I don't know how old your daughter is, but it sounds like she's young. I think we can all look back on our teen years and remember our first love we got love-stupid over. If he's a jerk, she'll realize it and will learn from it on her own. Pointing out that he's a bad guy (especially if she doesn't think so) will just make her defensive and mad at you.

If him hitting on you is a lie, it's even more of a reason NOT to tell her. What if she found out you're lying? Don't risk something that could kill the trust in a mother-daughter relationship. If it's the truth, maybe consider how serious of a 'hit-on' it was. If it was grossly sexual, then yes, you should be worried about her with him. If it was just flirty, maybe you've misconstrued his intentions.
sit down with her and have a chat. Tell her everything even what you think of him. Then let her make a choice. Just let her know you'll always be there for her and that you love her.
Your daughter's boyfriend hit on you, and you are contemplating allowing her to marry him, at 15 years-old?

You need to be the parent here! She is still under your roof, so you do have a say in what she does!
Put his as* in place and inform him if it happens again then you'll have no choice but to let your daughter know. Plan and simple!
She needs to be warned about him so tell her. If she doesn't believe you, she had fair warning. Do not let her problems be your problems.
No never turn your back on your daughter. Always support her and maybe she will see what he's really like. If you do not think she will then confront her in front of him so he can not sweet talk his way out of it...then maybe she will realize what a sleeze he is.
since you said in a previous question shes only 15 get a restraining order and keep him away from her and your house until she is 18
How is she causing you to have a breakdown? You sound like a pretty self absourbed person, pull your hease out of your butt.
Are you sure he actually hit on you? Sounds like your daughter is getting ready to wash her hands of you.
your daughter may not believe you but for her sake and your peace of mind let her know what a low life this man is,if he has done this to you how many times has he done it to other women?? let her know,yes
Definitely tell her. She has to make her own decisions though.
U shuld b honest w/yur daughter.She may hate u at 1st.But,it's in her best interest.
first off if my daughter man hit on me she would have know, I would have made him his feel real low about crossing my daughter; if he hit on you, he hit on other girls!

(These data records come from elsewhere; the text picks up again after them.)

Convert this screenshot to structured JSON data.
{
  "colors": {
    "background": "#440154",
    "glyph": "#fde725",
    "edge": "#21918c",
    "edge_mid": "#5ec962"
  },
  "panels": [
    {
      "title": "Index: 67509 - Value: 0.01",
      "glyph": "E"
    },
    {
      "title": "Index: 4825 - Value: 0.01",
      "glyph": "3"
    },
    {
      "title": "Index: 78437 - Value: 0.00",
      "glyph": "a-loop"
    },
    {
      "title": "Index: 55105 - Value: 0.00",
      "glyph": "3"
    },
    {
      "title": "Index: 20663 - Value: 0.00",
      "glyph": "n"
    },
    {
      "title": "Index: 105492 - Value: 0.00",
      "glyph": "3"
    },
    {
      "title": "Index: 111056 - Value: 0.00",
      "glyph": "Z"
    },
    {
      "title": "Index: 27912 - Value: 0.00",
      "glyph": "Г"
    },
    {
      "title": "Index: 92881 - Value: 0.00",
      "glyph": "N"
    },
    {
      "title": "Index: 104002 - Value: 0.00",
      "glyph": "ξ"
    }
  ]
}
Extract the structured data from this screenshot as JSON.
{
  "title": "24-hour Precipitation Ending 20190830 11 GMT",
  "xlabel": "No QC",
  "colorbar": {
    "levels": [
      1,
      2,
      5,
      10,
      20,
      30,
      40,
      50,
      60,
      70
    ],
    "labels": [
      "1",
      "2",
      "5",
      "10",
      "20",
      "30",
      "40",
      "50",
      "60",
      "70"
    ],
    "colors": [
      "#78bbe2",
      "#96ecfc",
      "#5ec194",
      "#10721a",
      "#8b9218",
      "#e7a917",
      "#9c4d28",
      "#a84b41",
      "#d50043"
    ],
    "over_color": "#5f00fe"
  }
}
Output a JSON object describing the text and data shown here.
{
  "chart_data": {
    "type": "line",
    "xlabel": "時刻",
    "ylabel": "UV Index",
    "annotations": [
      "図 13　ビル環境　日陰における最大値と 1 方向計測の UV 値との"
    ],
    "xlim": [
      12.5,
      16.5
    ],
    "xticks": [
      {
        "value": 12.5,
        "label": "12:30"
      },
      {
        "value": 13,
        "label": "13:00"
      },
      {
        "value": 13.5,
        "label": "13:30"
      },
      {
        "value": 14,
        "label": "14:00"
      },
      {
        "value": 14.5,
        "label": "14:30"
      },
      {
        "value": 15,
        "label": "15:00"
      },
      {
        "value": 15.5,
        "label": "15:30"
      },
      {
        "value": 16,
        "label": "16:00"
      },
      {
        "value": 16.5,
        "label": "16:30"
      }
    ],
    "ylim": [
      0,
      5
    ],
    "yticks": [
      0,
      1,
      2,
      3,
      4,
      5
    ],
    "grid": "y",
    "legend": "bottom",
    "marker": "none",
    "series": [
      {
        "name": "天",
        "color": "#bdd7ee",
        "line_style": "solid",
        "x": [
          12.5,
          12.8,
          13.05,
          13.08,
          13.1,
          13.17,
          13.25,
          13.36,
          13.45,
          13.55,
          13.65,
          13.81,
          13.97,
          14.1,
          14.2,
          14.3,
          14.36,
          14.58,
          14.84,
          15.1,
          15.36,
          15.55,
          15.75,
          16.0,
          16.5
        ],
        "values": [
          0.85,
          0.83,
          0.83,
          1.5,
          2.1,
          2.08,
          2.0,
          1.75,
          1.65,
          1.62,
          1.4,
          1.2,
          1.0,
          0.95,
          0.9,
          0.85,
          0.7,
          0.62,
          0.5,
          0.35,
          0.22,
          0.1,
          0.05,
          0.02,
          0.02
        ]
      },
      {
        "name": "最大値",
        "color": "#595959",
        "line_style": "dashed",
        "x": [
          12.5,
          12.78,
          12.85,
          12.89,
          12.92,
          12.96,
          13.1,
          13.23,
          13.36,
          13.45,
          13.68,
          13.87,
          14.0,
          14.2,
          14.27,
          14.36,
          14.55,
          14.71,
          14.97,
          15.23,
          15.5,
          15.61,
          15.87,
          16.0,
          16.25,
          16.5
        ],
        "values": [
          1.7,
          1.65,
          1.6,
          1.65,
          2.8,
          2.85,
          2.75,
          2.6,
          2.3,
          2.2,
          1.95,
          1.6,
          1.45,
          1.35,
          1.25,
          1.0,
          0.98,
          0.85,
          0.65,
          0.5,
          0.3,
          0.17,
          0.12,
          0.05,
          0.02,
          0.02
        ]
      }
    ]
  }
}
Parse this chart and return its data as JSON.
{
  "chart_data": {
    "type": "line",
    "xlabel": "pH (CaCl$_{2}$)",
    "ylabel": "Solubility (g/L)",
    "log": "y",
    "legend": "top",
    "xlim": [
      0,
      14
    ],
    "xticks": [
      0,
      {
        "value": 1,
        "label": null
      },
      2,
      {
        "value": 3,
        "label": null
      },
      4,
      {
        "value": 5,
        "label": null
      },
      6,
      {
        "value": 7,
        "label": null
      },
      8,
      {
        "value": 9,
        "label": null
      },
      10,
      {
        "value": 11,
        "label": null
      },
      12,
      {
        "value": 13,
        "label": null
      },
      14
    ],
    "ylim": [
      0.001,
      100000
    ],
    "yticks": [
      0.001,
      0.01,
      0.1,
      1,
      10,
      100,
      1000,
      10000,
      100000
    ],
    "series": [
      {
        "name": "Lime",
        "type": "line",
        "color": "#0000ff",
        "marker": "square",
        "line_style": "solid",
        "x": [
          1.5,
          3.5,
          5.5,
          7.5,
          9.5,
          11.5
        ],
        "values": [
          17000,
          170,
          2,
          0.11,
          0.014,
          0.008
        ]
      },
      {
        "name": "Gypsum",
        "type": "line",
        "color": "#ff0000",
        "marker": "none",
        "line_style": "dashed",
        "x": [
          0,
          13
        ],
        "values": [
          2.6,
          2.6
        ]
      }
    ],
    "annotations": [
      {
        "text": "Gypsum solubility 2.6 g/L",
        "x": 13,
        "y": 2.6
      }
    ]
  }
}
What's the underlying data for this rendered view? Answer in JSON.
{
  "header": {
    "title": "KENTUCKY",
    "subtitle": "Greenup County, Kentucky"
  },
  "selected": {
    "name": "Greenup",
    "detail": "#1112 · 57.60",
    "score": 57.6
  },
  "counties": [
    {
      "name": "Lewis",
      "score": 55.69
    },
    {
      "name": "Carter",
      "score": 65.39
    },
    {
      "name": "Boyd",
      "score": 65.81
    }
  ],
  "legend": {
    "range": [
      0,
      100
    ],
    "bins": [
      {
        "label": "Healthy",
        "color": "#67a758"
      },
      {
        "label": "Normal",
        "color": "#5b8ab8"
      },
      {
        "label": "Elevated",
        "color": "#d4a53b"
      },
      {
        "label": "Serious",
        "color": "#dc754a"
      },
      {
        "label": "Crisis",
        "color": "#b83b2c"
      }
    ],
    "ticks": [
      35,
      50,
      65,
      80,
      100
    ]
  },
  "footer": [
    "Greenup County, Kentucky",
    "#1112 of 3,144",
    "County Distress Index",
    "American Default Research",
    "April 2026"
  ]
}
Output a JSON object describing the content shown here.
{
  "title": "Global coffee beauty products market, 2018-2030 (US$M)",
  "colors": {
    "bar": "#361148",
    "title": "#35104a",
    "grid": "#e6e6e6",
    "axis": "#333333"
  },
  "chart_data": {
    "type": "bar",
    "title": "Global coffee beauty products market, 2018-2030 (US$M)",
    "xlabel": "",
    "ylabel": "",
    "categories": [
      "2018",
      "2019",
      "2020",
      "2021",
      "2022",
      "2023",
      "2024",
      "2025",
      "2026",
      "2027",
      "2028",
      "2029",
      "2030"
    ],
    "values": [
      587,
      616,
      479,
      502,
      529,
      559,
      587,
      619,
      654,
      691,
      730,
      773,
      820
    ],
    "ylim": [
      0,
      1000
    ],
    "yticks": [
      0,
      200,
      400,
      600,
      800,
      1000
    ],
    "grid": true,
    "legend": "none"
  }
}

I would told my daughter as soon as it happened.

she don't have a clue what marriage is about, I would fight tooth and nail to make sure does mess up her life. there are some mistakes that can't be fixed!

she is going threw a fayse just like all teenage do, don't let her fuk up her life.

good luck
You have to be the parent not the friend.
tell your daughter about what he did. she is most likely going to find out eventually anyway. it is better that she knows, otherwise she is going to be really hurt that you didn't tell her. it may cause her to break up with her boyfriend but keeping this from her and letting her find out later on is going to hurt her even more. this is a tough situation for you. hope everything works out. good luck.